Beginning with the most salient example, the use of the SAT score for college admissions has recently been challenged by author Joseph Soares in his new book SAT Wars. In the book, Soares points out that children from higher socio-economic backgrounds have a significant advantage on the test because they have better opportunities to prepare with private tutors and other costly studying tools. Furthermore, he found that high school G.P.A. was significantly more reflective of student success in college than an SAT score.

As a result of studies like these, almost 900 colleges now allow SAT-optional submission. Many online degree programs are also granting more leniency in their application process, focusing more on student essays instead of G.P.A. and standardized test scores. Some colleges have even gone as far as to abolish the grading system all together and are working toward that goal by de-emphasizing the value of grades and percentages that currently dominate academe.

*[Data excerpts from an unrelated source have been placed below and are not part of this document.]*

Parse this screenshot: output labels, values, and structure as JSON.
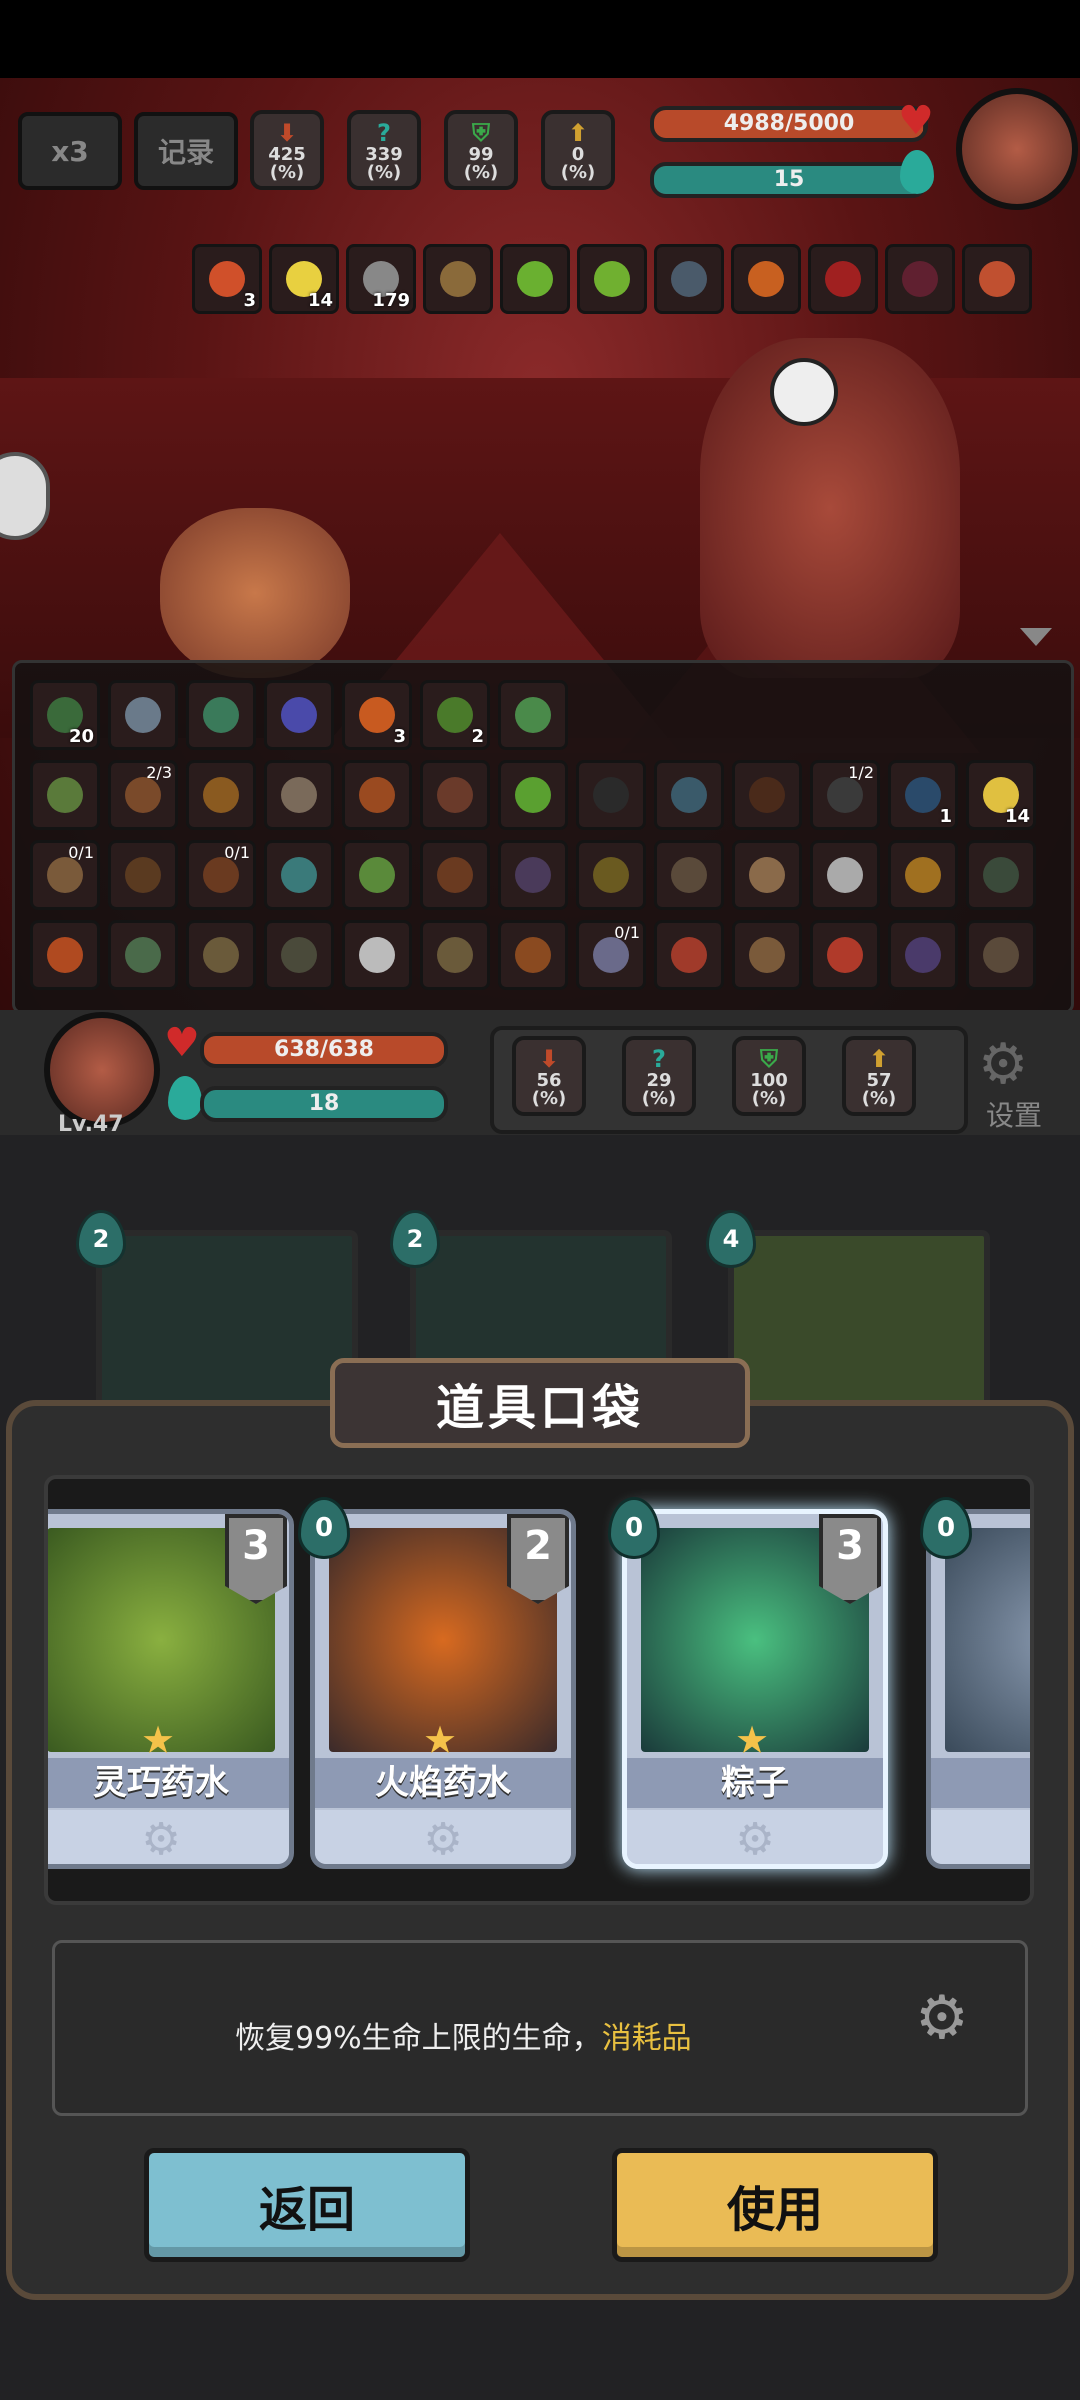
{
  "top_buttons": {
    "speed": "x3",
    "record": "记录"
  },
  "enemy_stats": [
    "425\n(%)",
    "339\n(%)",
    "99\n(%)",
    "0\n(%)"
  ],
  "enemy_stat_values": [
    "425",
    "339",
    "99",
    "0"
  ],
  "stat_unit": "(%)",
  "enemy_hp": "4988/5000",
  "enemy_hp_ratio": 0.9976,
  "enemy_mana": "15",
  "enemy_buffs": [
    {
      "count": "3",
      "color": "#d0502a"
    },
    {
      "count": "14",
      "color": "#e8d040"
    },
    {
      "count": "179",
      "color": "#888888"
    },
    {
      "count": "",
      "color": "#8a6a3a"
    },
    {
      "count": "",
      "color": "#6ab030"
    },
    {
      "count": "",
      "color": "#70b030"
    },
    {
      "count": "",
      "color": "#4a5a6a"
    },
    {
      "count": "",
      "color": "#c86020"
    },
    {
      "count": "",
      "color": "#a02020"
    },
    {
      "count": "",
      "color": "#602030"
    },
    {
      "count": "",
      "color": "#c05030"
    }
  ],
  "inventory_rows": [
    [
      {
        "top": "",
        "count": "20",
        "color": "#3a6a3a"
      },
      {
        "top": "",
        "count": "",
        "color": "#6a7a8a"
      },
      {
        "top": "",
        "count": "",
        "color": "#3a7a5a"
      },
      {
        "top": "",
        "count": "",
        "color": "#4a4aaa"
      },
      {
        "top": "",
        "count": "3",
        "color": "#c85a20"
      },
      {
        "top": "",
        "count": "2",
        "color": "#4a7a2a"
      },
      {
        "top": "",
        "count": "",
        "color": "#4a8a4a"
      }
    ],
    [
      {
        "top": "",
        "count": "",
        "color": "#5a7a3a"
      },
      {
        "top": "2/3",
        "count": "",
        "color": "#7a4a2a"
      },
      {
        "top": "",
        "count": "",
        "color": "#8a5a20"
      },
      {
        "top": "",
        "count": "",
        "color": "#7a6a5a"
      },
      {
        "top": "",
        "count": "",
        "color": "#9a4a20"
      },
      {
        "top": "",
        "count": "",
        "color": "#6a3a2a"
      },
      {
        "top": "",
        "count": "",
        "color": "#5aa030"
      },
      {
        "top": "",
        "count": "",
        "color": "#2a2a2a"
      },
      {
        "top": "",
        "count": "",
        "color": "#3a5a6a"
      },
      {
        "top": "",
        "count": "",
        "color": "#4a2a1a"
      },
      {
        "top": "1/2",
        "count": "",
        "color": "#3a3a3a"
      },
      {
        "top": "",
        "count": "1",
        "color": "#2a4a6a"
      },
      {
        "top": "",
        "count": "14",
        "color": "#e0c040"
      }
    ],
    [
      {
        "top": "0/1",
        "count": "",
        "color": "#7a5a3a"
      },
      {
        "top": "",
        "count": "",
        "color": "#5a3a20"
      },
      {
        "top": "0/1",
        "count": "",
        "color": "#6a3a20"
      },
      {
        "top": "",
        "count": "",
        "color": "#3a7a7a"
      },
      {
        "top": "",
        "count": "",
        "color": "#5a8a3a"
      },
      {
        "top": "",
        "count": "",
        "color": "#6a3a20"
      },
      {
        "top": "",
        "count": "",
        "color": "#4a3a5a"
      },
      {
        "top": "",
        "count": "",
        "color": "#6a5a20"
      },
      {
        "top": "",
        "count": "",
        "color": "#5a4a3a"
      },
      {
        "top": "",
        "count": "",
        "color": "#8a6a4a"
      },
      {
        "top": "",
        "count": "",
        "color": "#aaaaaa"
      },
      {
        "top": "",
        "count": "",
        "color": "#a07020"
      },
      {
        "top": "",
        "count": "",
        "color": "#3a4a3a"
      }
    ],
    [
      {
        "top": "",
        "count": "",
        "color": "#b04a20"
      },
      {
        "top": "",
        "count": "",
        "color": "#4a6a4a"
      },
      {
        "top": "",
        "count": "",
        "color": "#6a5a3a"
      },
      {
        "top": "",
        "count": "",
        "color": "#4a4a3a"
      },
      {
        "top": "",
        "count": "",
        "color": "#bbbbbb"
      },
      {
        "top": "",
        "count": "",
        "color": "#6a5a3a"
      },
      {
        "top": "",
        "count": "",
        "color": "#8a4a20"
      },
      {
        "top": "0/1",
        "count": "",
        "color": "#6a6a8a"
      },
      {
        "top": "",
        "count": "",
        "color": "#a03a2a"
      },
      {
        "top": "",
        "count": "",
        "color": "#7a5a3a"
      },
      {
        "top": "",
        "count": "",
        "color": "#b03a2a"
      },
      {
        "top": "",
        "count": "",
        "color": "#4a3a6a"
      },
      {
        "top": "",
        "count": "",
        "color": "#5a4a3a"
      }
    ]
  ],
  "player": {
    "hp": "638/638",
    "hp_ratio": 1.0,
    "mana": "18",
    "level": "Lv.47",
    "stats": [
      "56",
      "29",
      "100",
      "57"
    ],
    "settings_label": "设置"
  },
  "background_cards": [
    {
      "cost": "2"
    },
    {
      "cost": "2"
    },
    {
      "cost": "4"
    }
  ],
  "pocket": {
    "title": "道具口袋",
    "cards": [
      {
        "name": "灵巧药水",
        "cost": "",
        "stack": "3",
        "art": "#5a8a2a"
      },
      {
        "name": "火焰药水",
        "cost": "0",
        "stack": "2",
        "art": "#8a3a20"
      },
      {
        "name": "粽子",
        "cost": "0",
        "stack": "3",
        "art": "#2a8a5a",
        "selected": true
      },
      {
        "name": "",
        "cost": "0",
        "stack": "",
        "art": "#5a6a8a"
      }
    ],
    "description": "恢复99%生命上限的生命，",
    "description_tag": "消耗品",
    "back_button": "返回",
    "use_button": "使用"
  },
  "colors": {
    "hp_bar": "#b84a2a",
    "mana_bar": "#2a8a80",
    "tag_yellow": "#e8c040",
    "back_button": "#7ebfd0",
    "use_button": "#eabb55"
  }
}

Despite these recent reforms, elementary school students enrolled in public schools are still subject to standardized testing as early as second grade. Under the No Child Left Behind Act, students are expected to continue facing standardized tests throughout the rest of their public school careers. The scores on these tests will predict the future placement of each child and may even prevent a few of them from excelling to the next grade level. The way the system stands now, it’s easy to see how some talented students actually can get left behind.

However, the increase in challenges to standardized testing could potentially lead to more positive changes within the academic system. The primary goal of the leaders of this movement is to create an educational system that analyzes the potential of the child instead of qualifying each unique individual with a set of numbers. It exemplifies the idea that children are more complex and talented than a standardized test score might indicate. Because every child is unique and has unique strengths and weaknesses, these should be addressed by examining the child’s learning patterns and approaching these in the most effective way possible.

If a child’s talent and development were not limited by a narrow standardized test, then it’s possible that more children would be able to uncover their talents earlier and recognize what gives them a greater value than any standardized test score could ever reflect.